Bear MarketsThe U.S. stock market went nowhere for 12 years. Two bear markets that saw the S&P 500 fall by almost 50% – twice – produced this Lost Decade, where the market produced no return. Or did it?

While the Lost Decade makes for great headlines it ignores several realities from an investor’s perspective.

First, the S&P 500 was one of many asset classes you could have owned during the period. This chart shows how a diversified portfolio performed against U.S. stocks and other asset classes.

Second, if capital gains is the only return you’re focused on, you’re ignoring total return. Dividends were paid quarterly by S&P 500 index funds during the entire period. I used SPY, an S&P 500 ETF, to show this below.

SPY Returns for Lost Decade (2000 – 2012)
Cumulative Return 4.66%
w/Dividends 32.53%

It’s not a huge improvement, but it wasn’t zero – about enough to offset inflation.

The other problem with looking only at performance starting at one point in time is that nobody invests that way. Essentially, its a snapshot of what happens if you only invest on January 1st of the starting year. It ignores any subsequent investments in other months and years. Most people I know invest over time – called dollar cost averaging – by adding new money every month.

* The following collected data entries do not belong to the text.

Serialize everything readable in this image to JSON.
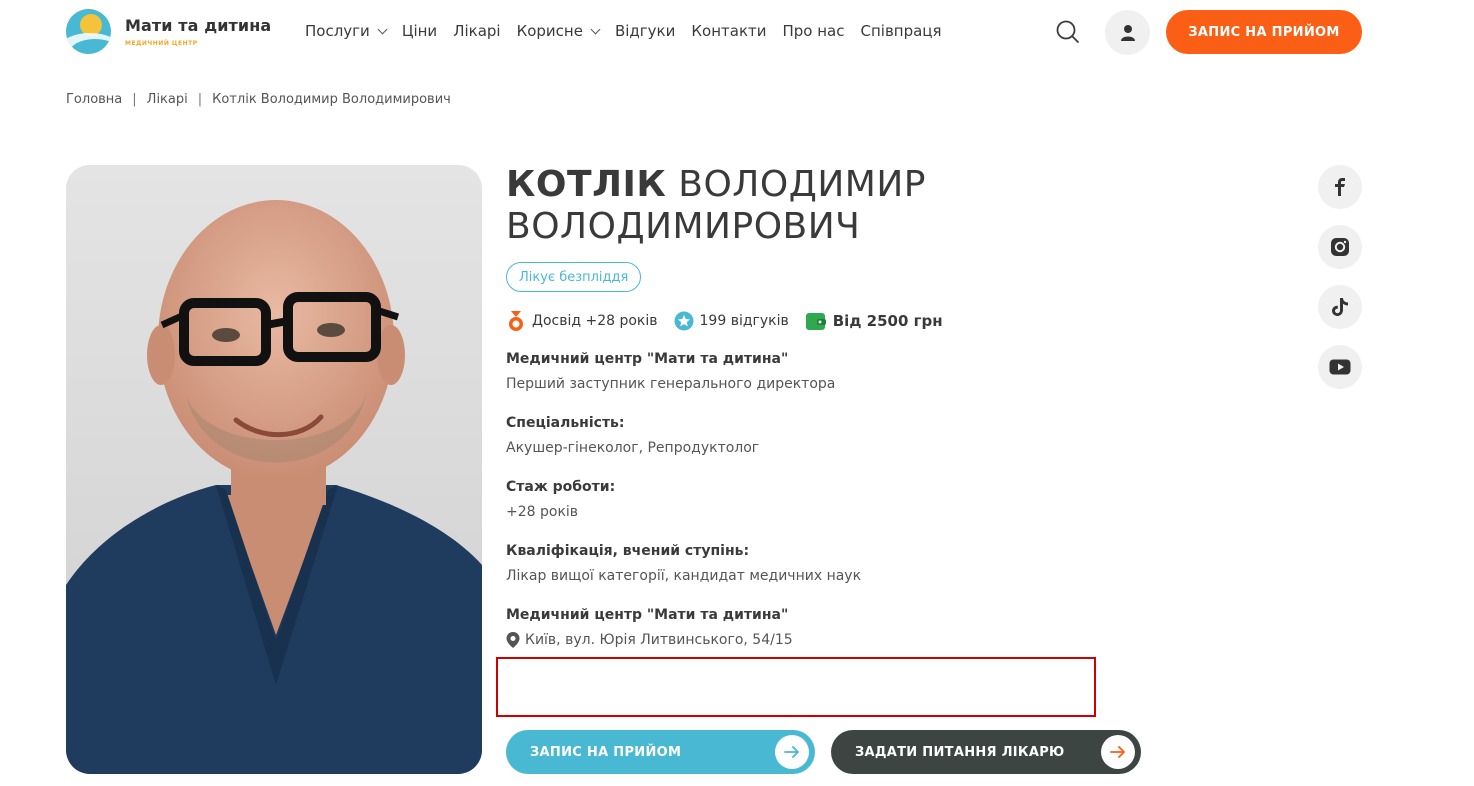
{
  "header": {
    "logo_title": "Мати та дитина",
    "logo_subtitle": "медичний центр",
    "nav": [
      {
        "label": "Послуги",
        "dropdown": true
      },
      {
        "label": "Ціни",
        "dropdown": false
      },
      {
        "label": "Лікарі",
        "dropdown": false
      },
      {
        "label": "Корисне",
        "dropdown": true
      },
      {
        "label": "Відгуки",
        "dropdown": false
      },
      {
        "label": "Контакти",
        "dropdown": false
      },
      {
        "label": "Про нас",
        "dropdown": false
      },
      {
        "label": "Співпраця",
        "dropdown": false
      }
    ],
    "cta": "ЗАПИС НА ПРИЙОМ"
  },
  "breadcrumb": {
    "home": "Головна",
    "doctors": "Лікарі",
    "current": "Котлік Володимир Володимирович"
  },
  "doctor": {
    "last_name": "КОТЛІК",
    "first_name": "ВОЛОДИМИР",
    "patronymic": "ВОЛОДИМИРОВИЧ",
    "tag": "Лікує безпліддя",
    "experience": "Досвід +28 років",
    "reviews": "199 відгуків",
    "price": "Від 2500 грн",
    "clinic_label": "Медичний центр \"Мати та дитина\"",
    "position": "Перший заступник генерального директора",
    "specialty_label": "Спеціальність:",
    "specialty": "Акушер-гінеколог, Репродуктолог",
    "tenure_label": "Стаж роботи:",
    "tenure": "+28 років",
    "qualification_label": "Кваліфікація, вчений ступінь:",
    "qualification": "Лікар вищої категорії, кандидат медичних наук",
    "location_label": "Медичний центр \"Мати та дитина\"",
    "address": "Київ, вул. Юрія Литвинського, 54/15"
  },
  "buttons": {
    "appoint": "ЗАПИС НА ПРИЙОМ",
    "ask": "ЗАДАТИ ПИТАННЯ ЛІКАРЮ"
  },
  "socials": [
    "facebook-icon",
    "instagram-icon",
    "tiktok-icon",
    "youtube-icon"
  ],
  "colors": {
    "accent_orange": "#fb5e15",
    "accent_blue": "#49b9d3",
    "dark_button": "#3d4543",
    "highlight_border": "#d00000"
  }
}
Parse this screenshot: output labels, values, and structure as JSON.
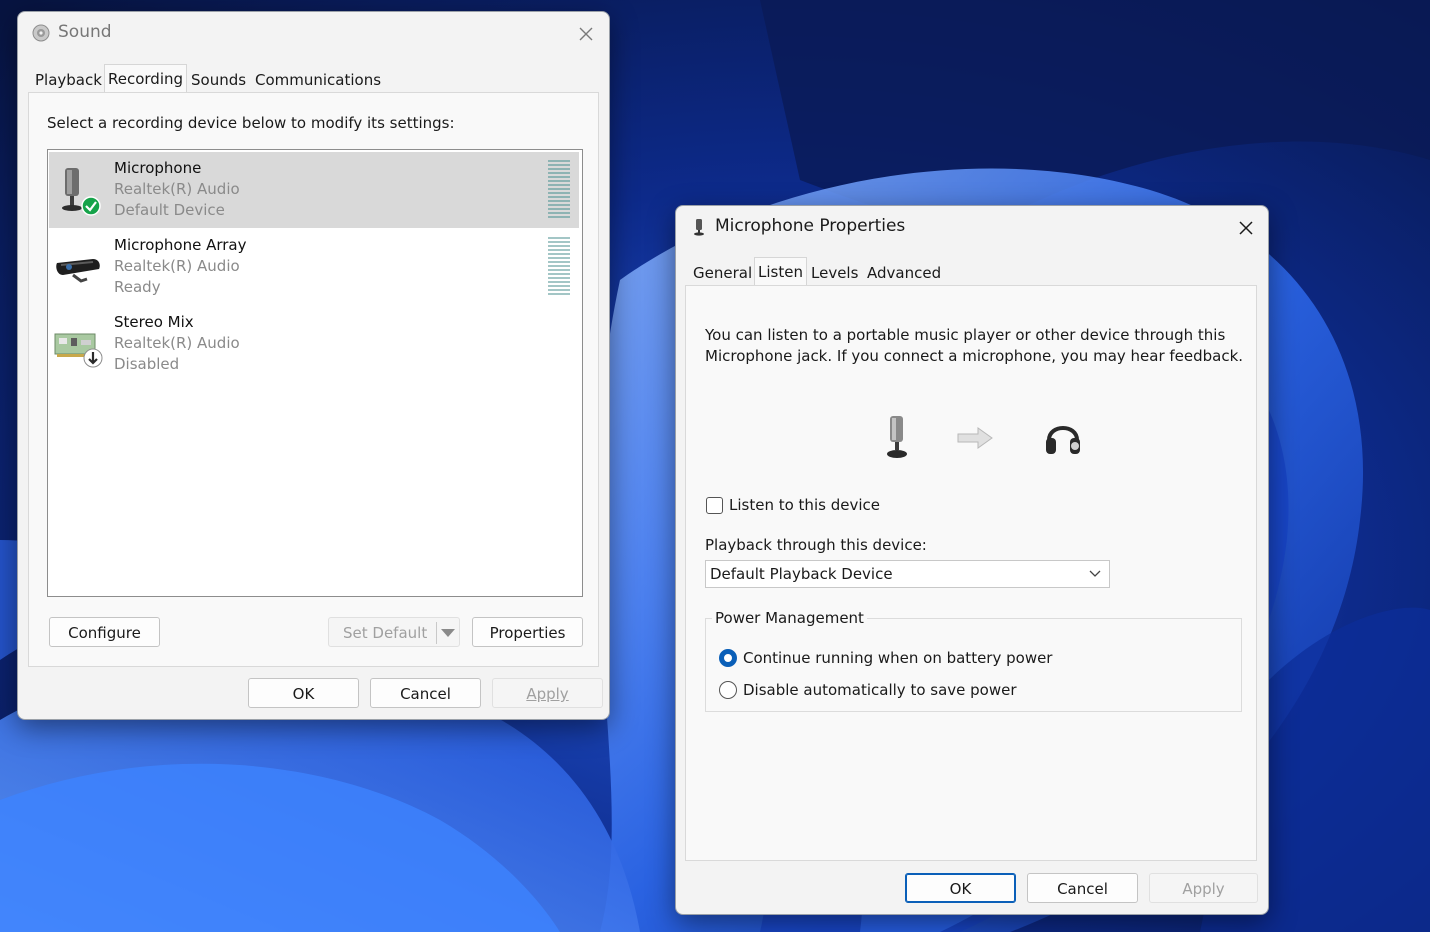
{
  "sound_dialog": {
    "title": "Sound",
    "tabs": [
      "Playback",
      "Recording",
      "Sounds",
      "Communications"
    ],
    "active_tab": "Recording",
    "instruction": "Select a recording device below to modify its settings:",
    "devices": [
      {
        "name": "Microphone",
        "driver": "Realtek(R) Audio",
        "status": "Default Device",
        "selected": true,
        "icon": "microphone-icon"
      },
      {
        "name": "Microphone Array",
        "driver": "Realtek(R) Audio",
        "status": "Ready",
        "selected": false,
        "icon": "webcam-mic-array-icon"
      },
      {
        "name": "Stereo Mix",
        "driver": "Realtek(R) Audio",
        "status": "Disabled",
        "selected": false,
        "icon": "sound-card-icon"
      }
    ],
    "buttons": {
      "configure": "Configure",
      "set_default": "Set Default",
      "properties": "Properties",
      "ok": "OK",
      "cancel": "Cancel",
      "apply": "Apply"
    }
  },
  "properties_dialog": {
    "title": "Microphone Properties",
    "tabs": [
      "General",
      "Listen",
      "Levels",
      "Advanced"
    ],
    "active_tab": "Listen",
    "description_line1": "You can listen to a portable music player or other device through this",
    "description_line2": "Microphone jack.  If you connect a microphone, you may hear feedback.",
    "listen_checkbox_label": "Listen to this device",
    "listen_checked": false,
    "playback_label": "Playback through this device:",
    "playback_value": "Default Playback Device",
    "power_group_label": "Power Management",
    "power_options": [
      {
        "label": "Continue running when on battery power",
        "selected": true
      },
      {
        "label": "Disable automatically to save power",
        "selected": false
      }
    ],
    "buttons": {
      "ok": "OK",
      "cancel": "Cancel",
      "apply": "Apply"
    }
  },
  "colors": {
    "accent": "#0a5fb8",
    "selection_bg": "#d9d9d9",
    "status_green": "#16a34a",
    "wallpaper_dark": "#0b1a4a",
    "wallpaper_bright": "#3a7bff"
  }
}
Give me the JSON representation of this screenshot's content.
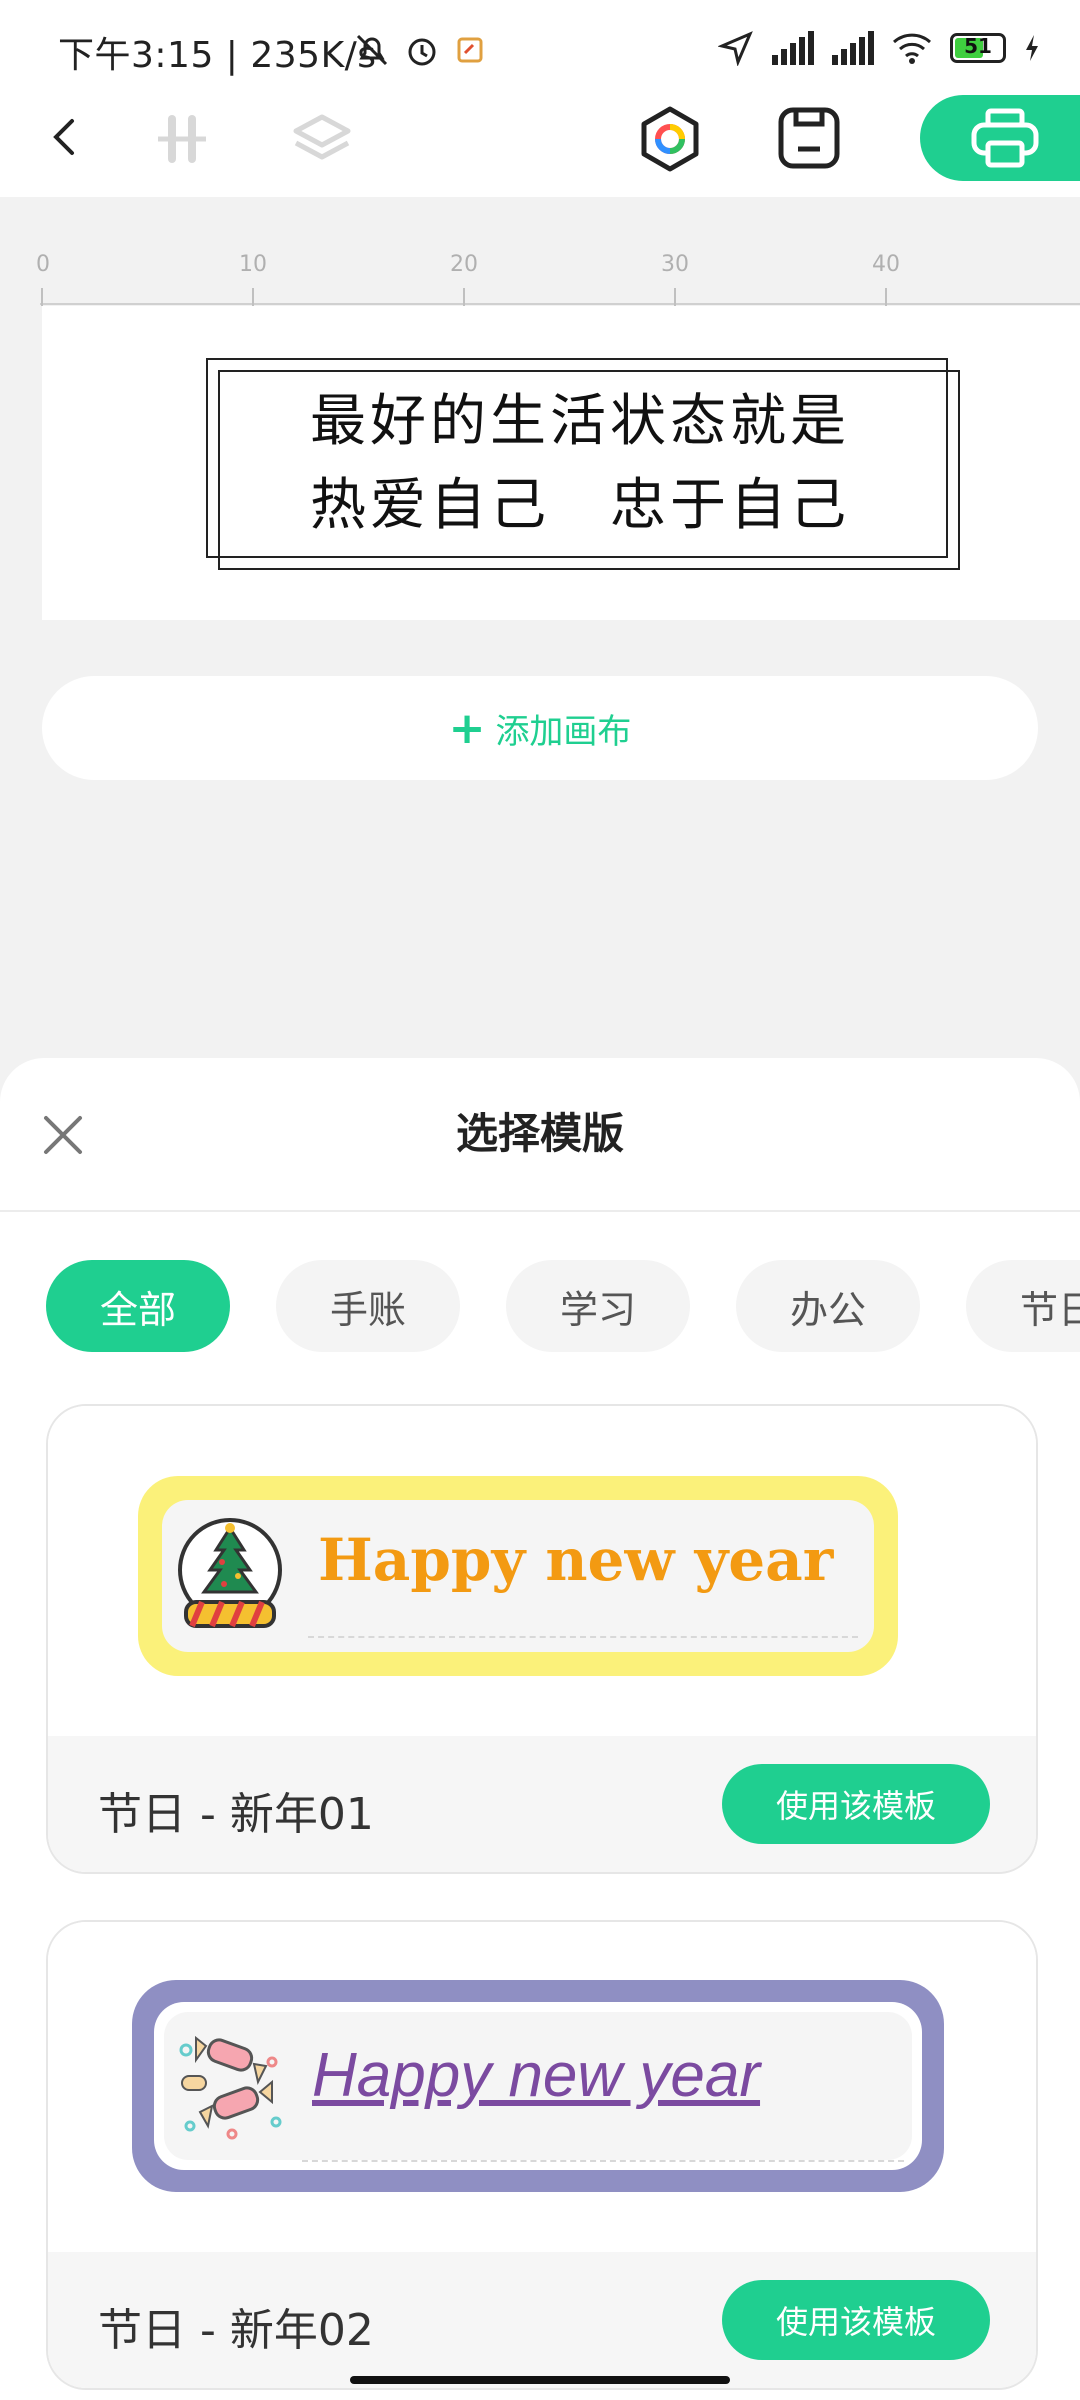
{
  "status_bar": {
    "time": "下午3:15 | 235K/s",
    "battery": "51"
  },
  "toolbar": {
    "back": "back-icon",
    "align": "align-icon",
    "layers": "layers-icon",
    "color": "color-ring-icon",
    "save": "save-icon",
    "print": "print-icon"
  },
  "ruler": {
    "ticks": [
      "0",
      "10",
      "20",
      "30",
      "40"
    ]
  },
  "canvas": {
    "line1": "最好的生活状态就是",
    "line2": "热爱自己　忠于自己"
  },
  "add_canvas_label": "添加画布",
  "sheet": {
    "title": "选择模版",
    "chips": [
      "全部",
      "手账",
      "学习",
      "办公",
      "节日"
    ],
    "active_chip": "全部",
    "templates": [
      {
        "name": "节日 - 新年01",
        "preview_text": "Happy new year",
        "button": "使用该模板"
      },
      {
        "name": "节日 - 新年02",
        "preview_text": "Happy new year",
        "button": "使用该模板"
      }
    ]
  },
  "colors": {
    "accent": "#1fcf90",
    "card_frame_yellow": "#fbf17a",
    "card_frame_purple": "#8f8fc3",
    "text_orange": "#f39a12",
    "text_purple": "#7b4aa0"
  }
}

I used a hypothetical $500/month investment into SPY to find out exactly how dollar cost averaging performed during the period. The chart below shows how far the $500 went each month based on the closing price of the S&P 500 ETF.

Monthly SPY Price vs # of Share Bought

By investing a little bit every month, you bought almost twice as many shares at the bottom then you did at the top.

It takes guts to keep doing the same thing month after month even when things don’t seem to go your way. When you stick with a plan, and the market falls, you buy more shares then you ever would in a rising market. In other words, your dollars go further in a bear market. Reinvested dividends do too.

Because you’re able to buy more shares at lower prices, your total return is higher when the S&P finally breaks even. As you see in the table, monthly contributions boosted returns a little. So the total returns were hardly lost.

Monthly DCA into SPY from 2000 – 2012
Cumulative Return 24.20%
w/Dividends 42.35%

Still, it wasn’t the best performing asset for the period, but buying more shares at lower prices will eventually produce great results. The more money you can put into lower priced shares, the better your long term returns will be. You just won’t know how much unless you stick with it over time.

In fact, investors with the longest time horizons should hope for more bear markets like the last two so they can buy more shares for a steal.

Few people recognized that the dot-com bust and financial crisis gave investors the opportunity to buy more shares then they ever could before. Instead, all they saw was their portfolios cut in half and felt the urge to avoid stocks.

The worst thing you can do is invest less money into stocks after they’ve fallen. By the time you realize the possibilities, it’s already too late. Missed opportunities like this drive investors to make bigger mistakes later on.

If you change you’re allocation because the market fell, make sure you buy more stocks, not less. As the market moves higher over the next few decades, the money that works hardest will be all those extra shares you bought on the cheap.